Many problems in multivariate analysis involve the $n \times n$ matrix:
$$\mathbf{M} \equiv \boldsymbol{I}_n - \frac{1}{n} \mathbf{1}_{n \times n}.$$
This is an orthogonal projection matrix onto the unit vector, so when it is applied to a column vector containing values $Y_1,...,Y_n$, this matrix subtracts the sample mean $\bar{Y}_n$ from these values:
$$\mathbf{Y} = \begin{bmatrix} Y_1 \\ \vdots \\ Y_n \end{bmatrix} \quad \quad \quad \implies \quad \quad \quad \mathbf{M} \mathbf{Y} = \begin{bmatrix} Y_1 - \bar{Y}_n \\ \vdots \\ Y_n - \bar{Y}_n \end{bmatrix}.$$
There are many simple properties of this matrix, owing to the fact that it is an orthogonal projection matrix. It has $\text{tr}(\mathbf{M}) = \text{rank}(\mathbf{M}) = n-1$, which means that it has a single zero eigenvalue and the remaining eigenvalues are all ones. It comes up a lot in multivariate analysis, including statistical problems, where it is common to look at random vectors after subtracting their sample means.
My question: Does this matrix have any special name? Is there a literature on this type of matrix?
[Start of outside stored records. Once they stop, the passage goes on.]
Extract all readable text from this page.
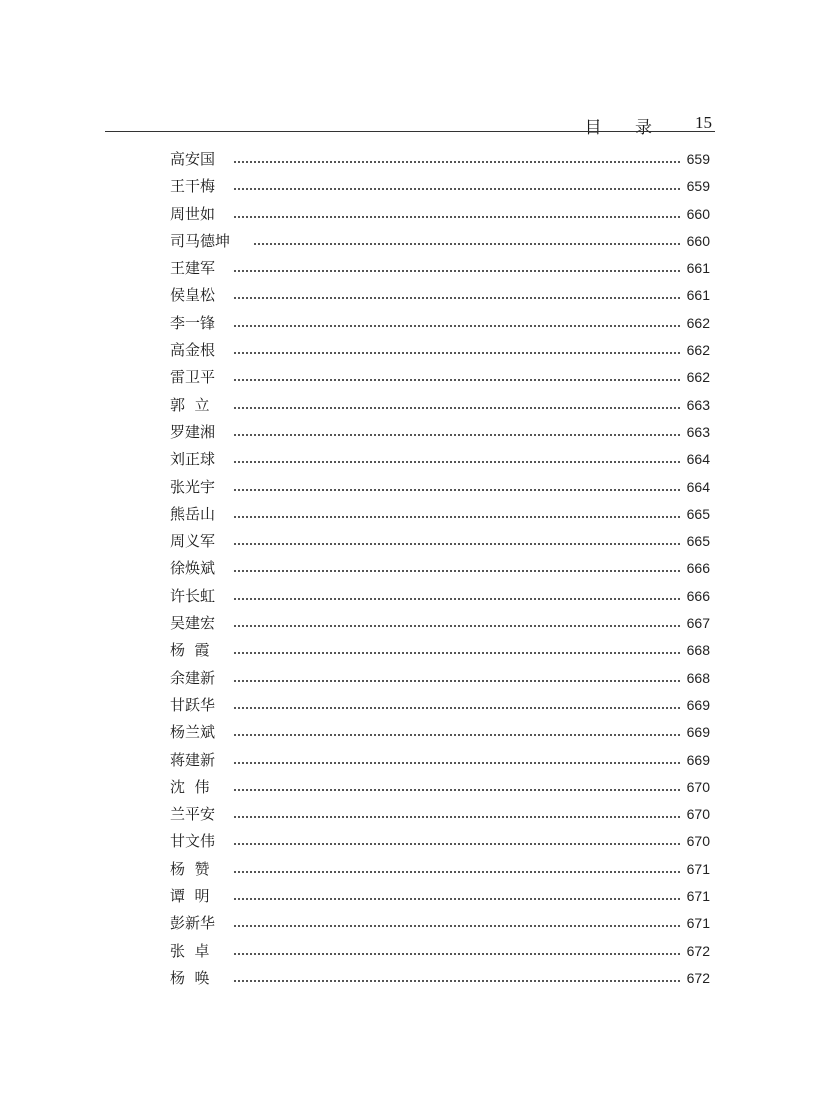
目 录 15
高安国	659
王干梅	659
周世如	660
司马德坤	660
王建军	661
侯皇松	661
李一锋	662
高金根	662
雷卫平	662
郭  立	663
罗建湘	663
刘正球	664
张光宇	664
熊岳山	665
周义军	665
徐焕斌	666
许长虹	666
吴建宏	667
杨  霞	668
余建新	668
甘跃华	669
杨兰斌	669
蒋建新	669
沈  伟	670
兰平安	670
甘文伟	670
杨  赞	671
谭  明	671
彭新华	671
张  卓	672
杨  唤	672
Aside from the properties I have listed here, are there any other important properties of this matrix that are useful in statistical problems dealing with random vectors?
From the comment by obscurans I have now found out that this is called the centering matrix. It appears to be discussed specifically in some matrix textbooks, such as in Zhang (2017) (pp. 111-112). It does not appear to have any other important properties beyond what was listed in the question.